本よみ松よみ堂
タイムマシンでは、 行けない明日

「心を支えてくれる誰か」を探す時間旅行

タイムマシンでは、行けない明日

畑野 智美 著

集英社 1900円(税別)

 久しぶりにSFを読んだ。タイトルからも分かるようにタイムトラベルもの。しかし、物語の力点は家族や恋人など、人間関係の方に置かれていると感じる。
 高校1年生の丹羽光二は南の島で植物学者の父と母と暮らしていた。島のモデルとなっているのは種子島だと思うが、島には宇宙開発研究所があり、光二は子どもの頃からロケットの打ち上げを見てきた。宇宙飛行士になるのが夢だったが、体力に自信がないため、自分が開発したロケットを飛ばすことが夢になっている。ロケットの研究ができる大学は限られる。両親の負担を考えて、できれば国立に行きたい。同じ研究者を目指している息子を父親も応援してくれている。光二には兄がいたが、光二が生まれる前に亡くなった。そのショックから、両親は東京を離れ、島に移住した。
 勉強ばかりしている光二には友達が少ないが、小学校から一緒の斉藤とはいつも一緒にいた。その斉藤にも言わないが、光二には気になる女の子がいた。通学のバスで毎朝一緒になる同級生の長谷川葵(あおい)。図書館で本の話をするようになり、徐々に距離を縮め、一緒にロケットの打ち上げを見に行くという約束をした。
 ところが、不幸な事故が起き、光二は彼女を目の前で失うことになってしまう。
 数年後、仙台の大学に入った光二が研究しているのはロケットではなく、不可能だといわれているタイムマシンだった。そう、「あの日」に戻り、事故を止めようというのだ。
 人の生死とまではいかなくても、誰にでもできれば遡って変えたい過去の出来事というのはあるだろう。
 例えばタイムマシンに乗って過去を変えた結果、行く学校や会社が違ったものになったとする。
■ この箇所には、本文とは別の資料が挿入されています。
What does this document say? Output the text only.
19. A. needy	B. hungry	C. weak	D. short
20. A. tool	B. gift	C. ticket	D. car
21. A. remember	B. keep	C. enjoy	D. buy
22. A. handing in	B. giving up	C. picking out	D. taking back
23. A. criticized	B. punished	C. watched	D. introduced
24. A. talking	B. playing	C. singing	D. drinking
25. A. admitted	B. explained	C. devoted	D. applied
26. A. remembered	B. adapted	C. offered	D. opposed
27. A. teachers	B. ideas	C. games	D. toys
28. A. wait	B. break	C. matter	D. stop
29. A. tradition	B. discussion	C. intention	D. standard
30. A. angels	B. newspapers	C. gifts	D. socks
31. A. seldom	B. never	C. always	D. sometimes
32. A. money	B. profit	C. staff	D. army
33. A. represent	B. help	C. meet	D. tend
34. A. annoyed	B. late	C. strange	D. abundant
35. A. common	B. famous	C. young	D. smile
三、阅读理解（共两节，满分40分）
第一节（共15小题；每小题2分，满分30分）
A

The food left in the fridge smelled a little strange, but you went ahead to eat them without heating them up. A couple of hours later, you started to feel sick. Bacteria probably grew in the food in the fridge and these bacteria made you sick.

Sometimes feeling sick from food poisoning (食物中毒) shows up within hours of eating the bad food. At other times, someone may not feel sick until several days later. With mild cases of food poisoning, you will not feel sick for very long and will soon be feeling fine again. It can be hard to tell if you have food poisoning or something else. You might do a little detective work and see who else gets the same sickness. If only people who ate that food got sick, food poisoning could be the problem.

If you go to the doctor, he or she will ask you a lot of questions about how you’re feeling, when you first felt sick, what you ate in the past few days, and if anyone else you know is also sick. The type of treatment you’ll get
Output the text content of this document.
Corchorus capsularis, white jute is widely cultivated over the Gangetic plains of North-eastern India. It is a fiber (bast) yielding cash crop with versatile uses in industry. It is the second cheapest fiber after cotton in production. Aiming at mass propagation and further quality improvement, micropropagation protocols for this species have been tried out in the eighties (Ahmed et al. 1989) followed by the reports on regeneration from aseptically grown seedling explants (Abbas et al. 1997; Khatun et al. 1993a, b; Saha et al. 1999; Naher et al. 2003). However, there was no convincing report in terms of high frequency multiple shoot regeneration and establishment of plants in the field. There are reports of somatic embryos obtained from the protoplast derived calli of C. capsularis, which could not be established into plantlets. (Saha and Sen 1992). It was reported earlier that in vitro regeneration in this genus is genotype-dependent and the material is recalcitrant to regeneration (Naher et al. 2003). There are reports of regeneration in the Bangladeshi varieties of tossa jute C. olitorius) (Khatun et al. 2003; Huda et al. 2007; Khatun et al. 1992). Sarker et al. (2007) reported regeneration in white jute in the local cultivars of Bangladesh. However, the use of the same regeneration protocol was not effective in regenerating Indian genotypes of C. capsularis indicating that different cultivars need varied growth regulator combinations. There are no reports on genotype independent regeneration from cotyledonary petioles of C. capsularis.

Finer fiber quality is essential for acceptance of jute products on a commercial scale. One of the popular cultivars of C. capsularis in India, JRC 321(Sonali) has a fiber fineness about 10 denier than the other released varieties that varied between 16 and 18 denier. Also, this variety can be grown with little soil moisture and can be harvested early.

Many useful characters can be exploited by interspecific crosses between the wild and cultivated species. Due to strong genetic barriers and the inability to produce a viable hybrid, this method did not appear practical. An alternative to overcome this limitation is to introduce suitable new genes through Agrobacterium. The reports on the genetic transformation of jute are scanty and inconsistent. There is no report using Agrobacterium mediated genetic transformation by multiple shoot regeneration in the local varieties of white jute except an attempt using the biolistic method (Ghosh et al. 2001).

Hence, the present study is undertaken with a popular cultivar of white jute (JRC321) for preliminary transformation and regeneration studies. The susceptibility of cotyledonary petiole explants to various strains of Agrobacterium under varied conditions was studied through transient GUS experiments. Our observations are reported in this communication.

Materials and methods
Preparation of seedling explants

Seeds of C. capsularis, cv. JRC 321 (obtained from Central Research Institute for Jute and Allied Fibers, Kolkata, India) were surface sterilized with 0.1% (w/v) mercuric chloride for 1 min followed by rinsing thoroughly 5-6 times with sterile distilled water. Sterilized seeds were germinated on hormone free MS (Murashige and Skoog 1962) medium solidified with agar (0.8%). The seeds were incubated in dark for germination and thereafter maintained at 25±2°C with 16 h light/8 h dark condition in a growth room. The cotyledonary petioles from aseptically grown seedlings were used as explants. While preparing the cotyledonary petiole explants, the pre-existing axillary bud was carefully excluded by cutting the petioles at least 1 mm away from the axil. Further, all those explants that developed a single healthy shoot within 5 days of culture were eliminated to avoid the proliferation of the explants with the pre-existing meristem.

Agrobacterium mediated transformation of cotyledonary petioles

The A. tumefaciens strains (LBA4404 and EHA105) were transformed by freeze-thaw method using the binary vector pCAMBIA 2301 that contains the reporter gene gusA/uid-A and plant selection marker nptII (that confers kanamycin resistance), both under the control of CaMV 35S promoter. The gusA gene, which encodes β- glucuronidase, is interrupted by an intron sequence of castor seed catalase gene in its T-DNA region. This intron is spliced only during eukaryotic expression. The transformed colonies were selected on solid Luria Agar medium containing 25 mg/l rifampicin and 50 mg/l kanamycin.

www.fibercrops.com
すると、私の人生が変わり、過去に出会った人たちには出会わず、別の人間関係ができ、現在の友達は消え、別の人たちになってしまうのだろうか。
 この小説を読んで、たとえタイムマシンがあったとしても、過去には行ってはだめだとつくづく感じた。ほんのささいなこと、例えば電車に乗るとか、食べ物を買うとかが、どんな影響を未来に及ぼすか分からない。
 この作品では、過去が変わったとしても、結局同じ人たちに出会う。運命というのか、人が人生で出会う人というのは最初から決まっているかのように。でも、同じようで同じ人物ではない。どこかが違う。過去を変えたために、同じ人物でも、置かれた環境が変わったためかも知れない。人は出会う人や環境に影響を受ける。
 淡々とした、わりとドライな書き方。登場人物も個性的で、ユーモアのある描かれ方をしているので重い感じにはならず、スラスラと読めるが、光二の孤独や周りの人たちの気持ちを想像すると、せつなくなってくる。
 「恋人じゃなくても、先生の心を支えてくれる誰かがいればいいっていうわたしの願望です」。大学教授となった光二に研究室の西村美歩という学生がかけた言葉。物語の終わりの方に出てくるこのセリフに、ジンときた。
 人は一人では生きられない。光二のタイムトラベルは「心を支えてくれる誰か」を求め、旅しているようなものなのかもしれない。